The only thing we had trouble with is that the data transmission quality was bad and dropped quickly as we increased the distance between the XBees. This was likely caused by interferences with other wifi networks in the area. We solved this by changing to a different channel (the XBee CH parameter).

Step 2 : One-to-many wifi programming

In the Arduino FIO guide they mention: “Note: If you set the programmer’s destination address (DL) to FFFF, it will re-program all Fios in its PAN ID. To program one Fio at a time wirelessly while others are on, set the programmer’s DL to that Fio’s MY address.”

Basically, you have two choices: sequential or parallel programming. In the case of sequential programming, what you would do is more or less something like:

  1. Assign a unique MY address to each slave
  2. For each address do the following:
    1. Change the master’s DL to the slave’s address
    2. Upload the program

The advantage of this is that you get a chance to check that each board was programmed successfully before moving on.

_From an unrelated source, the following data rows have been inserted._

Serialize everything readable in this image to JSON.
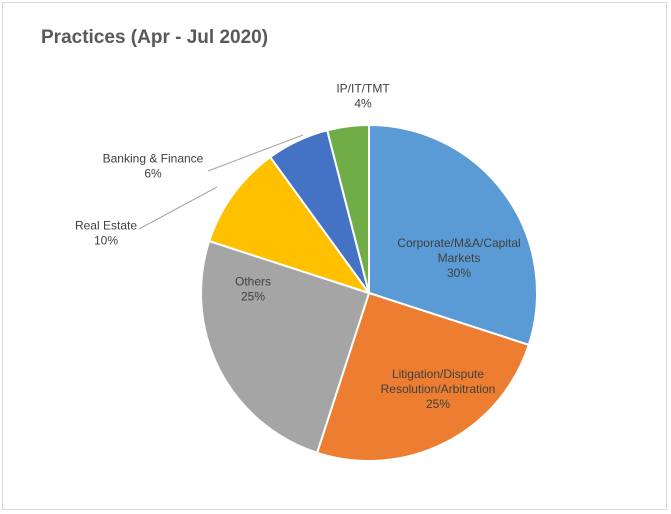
{
  "chart_data": {
    "type": "pie",
    "title": "Practices (Apr - Jul 2020)",
    "start_angle_deg": 0,
    "direction": "clockwise",
    "slices": [
      {
        "label_lines": [
          "Corporate/M&A/Capital",
          "Markets"
        ],
        "value": 30,
        "value_label": "30%",
        "color": "#5b9bd5"
      },
      {
        "label_lines": [
          "Litigation/Dispute",
          "Resolution/Arbitration"
        ],
        "value": 25,
        "value_label": "25%",
        "color": "#ed7d31"
      },
      {
        "label_lines": [
          "Others"
        ],
        "value": 25,
        "value_label": "25%",
        "color": "#a5a5a5"
      },
      {
        "label_lines": [
          "Real Estate"
        ],
        "value": 10,
        "value_label": "10%",
        "color": "#ffc000"
      },
      {
        "label_lines": [
          "Banking & Finance"
        ],
        "value": 6,
        "value_label": "6%",
        "color": "#4472c4"
      },
      {
        "label_lines": [
          "IP/IT/TMT"
        ],
        "value": 4,
        "value_label": "4%",
        "color": "#70ad47"
      }
    ]
  }
}
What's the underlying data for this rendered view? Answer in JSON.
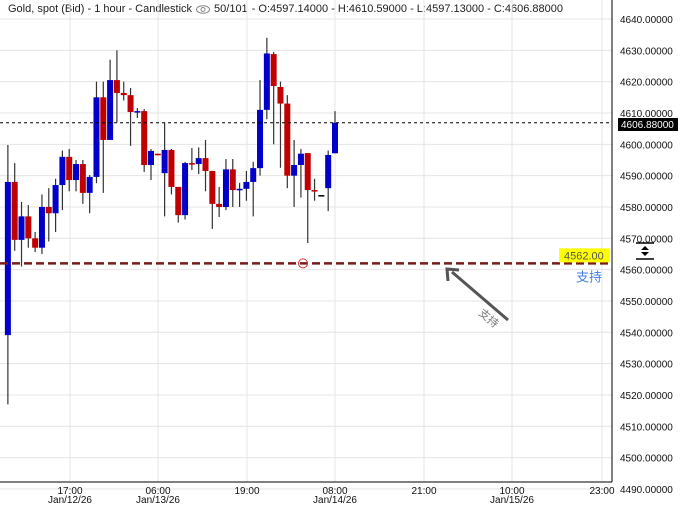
{
  "header": {
    "symbol": "Gold, spot (Bid) - 1 hour - Candlestick",
    "eye_icon": "eye-icon",
    "counter": "50/101",
    "ohlc": "- O:4597.14000 - H:4610.59000 - L:4597.13000 - C:4606.88000"
  },
  "colors": {
    "up": "#0000c8",
    "down": "#c00000",
    "wick": "#333333",
    "support_line": "#7a1a1a",
    "label_highlight": "#ffff00",
    "annotation_text": "#3f7fe0",
    "arrow": "#555555"
  },
  "chart_data": {
    "type": "candlestick",
    "title": "Gold, spot (Bid) - 1 hour - Candlestick",
    "ylim": [
      4490,
      4645
    ],
    "yticks": [
      "4640.00000",
      "4630.00000",
      "4620.00000",
      "4610.00000",
      "4600.00000",
      "4590.00000",
      "4580.00000",
      "4570.00000",
      "4560.00000",
      "4550.00000",
      "4540.00000",
      "4530.00000",
      "4520.00000",
      "4510.00000",
      "4500.00000",
      "4490.00000"
    ],
    "xticks": [
      {
        "time": "17:00",
        "date": "Jan/12/26"
      },
      {
        "time": "06:00",
        "date": "Jan/13/26"
      },
      {
        "time": "19:00",
        "date": ""
      },
      {
        "time": "08:00",
        "date": "Jan/14/26"
      },
      {
        "time": "21:00",
        "date": ""
      },
      {
        "time": "10:00",
        "date": "Jan/15/26"
      },
      {
        "time": "23:00",
        "date": ""
      }
    ],
    "grid": true,
    "first_candle_time": "Jan/12/26 08:00",
    "candles": [
      [
        4539.1,
        4599.8,
        4517.0,
        4588.0
      ],
      [
        4588.0,
        4594.0,
        4566.0,
        4569.5
      ],
      [
        4569.5,
        4581.6,
        4561.0,
        4577.0
      ],
      [
        4577.0,
        4580.6,
        4567.0,
        4570.0
      ],
      [
        4570.0,
        4572.0,
        4565.6,
        4567.0
      ],
      [
        4567.0,
        4584.0,
        4565.0,
        4580.0
      ],
      [
        4580.0,
        4586.0,
        4569.0,
        4578.0
      ],
      [
        4578.0,
        4589.0,
        4572.0,
        4587.0
      ],
      [
        4587.0,
        4598.0,
        4579.0,
        4596.0
      ],
      [
        4596.0,
        4598.5,
        4585.0,
        4588.6
      ],
      [
        4588.6,
        4595.0,
        4585.0,
        4593.7
      ],
      [
        4593.7,
        4595.0,
        4581.0,
        4584.5
      ],
      [
        4584.5,
        4590.2,
        4578.0,
        4589.6
      ],
      [
        4589.6,
        4620.0,
        4587.6,
        4615.0
      ],
      [
        4615.0,
        4620.0,
        4584.5,
        4601.4
      ],
      [
        4601.4,
        4627.0,
        4601.4,
        4620.5
      ],
      [
        4620.5,
        4630.0,
        4607.0,
        4616.4
      ],
      [
        4616.4,
        4620.0,
        4614.0,
        4615.7
      ],
      [
        4615.7,
        4618.0,
        4599.5,
        4610.3
      ],
      [
        4610.3,
        4611.6,
        4608.4,
        4610.6
      ],
      [
        4610.6,
        4611.3,
        4591.2,
        4593.4
      ],
      [
        4593.4,
        4598.5,
        4588.6,
        4597.9
      ],
      [
        4597.0,
        4597.0,
        4596.5,
        4596.5
      ],
      [
        4590.8,
        4607.0,
        4577.0,
        4598.2
      ],
      [
        4598.2,
        4598.5,
        4584.0,
        4586.4
      ],
      [
        4586.4,
        4586.4,
        4575.0,
        4577.4
      ],
      [
        4577.4,
        4594.4,
        4576.0,
        4594.0
      ],
      [
        4594.0,
        4598.8,
        4591.8,
        4593.7
      ],
      [
        4593.7,
        4599.0,
        4590.5,
        4595.6
      ],
      [
        4595.6,
        4601.4,
        4585.0,
        4591.5
      ],
      [
        4591.5,
        4591.5,
        4573.0,
        4581.0
      ],
      [
        4581.0,
        4586.4,
        4576.8,
        4580.0
      ],
      [
        4580.0,
        4595.3,
        4579.0,
        4592.0
      ],
      [
        4592.0,
        4595.3,
        4580.0,
        4585.4
      ],
      [
        4585.4,
        4587.7,
        4580.0,
        4585.8
      ],
      [
        4585.8,
        4591.5,
        4582.0,
        4588.0
      ],
      [
        4588.0,
        4594.4,
        4577.0,
        4592.4
      ],
      [
        4592.4,
        4620.5,
        4590.0,
        4611.0
      ],
      [
        4611.0,
        4634.0,
        4608.0,
        4629.0
      ],
      [
        4628.8,
        4629.5,
        4600.0,
        4618.6
      ],
      [
        4618.3,
        4620.0,
        4592.5,
        4613.0
      ],
      [
        4613.0,
        4615.7,
        4586.0,
        4590.0
      ],
      [
        4590.0,
        4601.4,
        4580.0,
        4593.4
      ],
      [
        4593.4,
        4598.5,
        4583.0,
        4597.0
      ],
      [
        4597.2,
        4597.2,
        4568.5,
        4585.4
      ],
      [
        4585.4,
        4589.0,
        4582.0,
        4585.0
      ],
      [
        4583.8,
        4583.8,
        4583.8,
        4583.8
      ],
      [
        4586.0,
        4598.0,
        4578.7,
        4596.6
      ],
      [
        4597.14,
        4610.59,
        4597.13,
        4606.88
      ]
    ],
    "current_price": 4606.88,
    "current_price_label": "4606.88000",
    "support": {
      "price": 4562.0,
      "label": "4562.00",
      "text": "支持"
    },
    "arrow_annotation": "支持"
  }
}
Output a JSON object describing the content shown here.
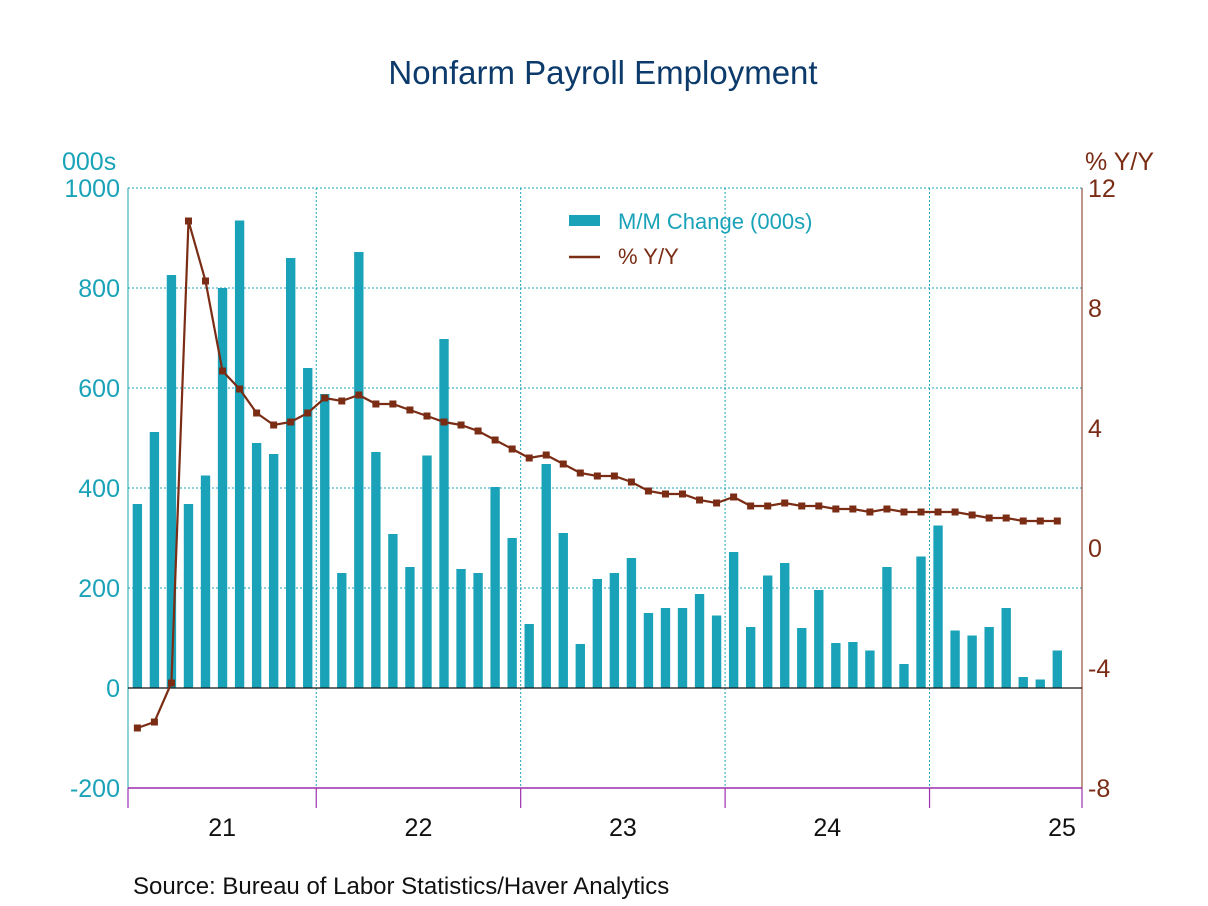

The disadvantage is that it takes as much time as there are boards: it just automates the switching from one board to the next for you.

(Notice that at this step we’re working with only two slaves.) We didn’t try that technique (yet). Instead we used the parallel programming trick. For this, you set the master/programmer’s DL address to FFFF. At first it didn’t work because all the slaves were sending data back to the master which seemed to overflood it. We tried to have only one slave return data back by setting it’s DL to the master’s MY address and by setting the other slave’s DL to an unexisting MY address, but this didn’t work well either.

We finally got it working by cutting the physical connection between the AVR first UART TX pin and the XBee’s TX. This worked great and seems stable, even for large programs and high baud rates (57600). We yet have to test it with more boards than two.

The files:

Simple XBee link quality test

Screenshot of the processing application for testing the XBee connection quality

Screenshot of the processing application for testing the XBee connection quality

We created a small Processing/Arduino program to check on the connection quality between two XBees (one linked to the computer and the other on an Arduino board). The Processing host just sends data packets (bytes) which are read and returned by the Arduino board. The host then compares the received packet to the one that was expected to establish the quality of the connection. It’s pretty simple but it works.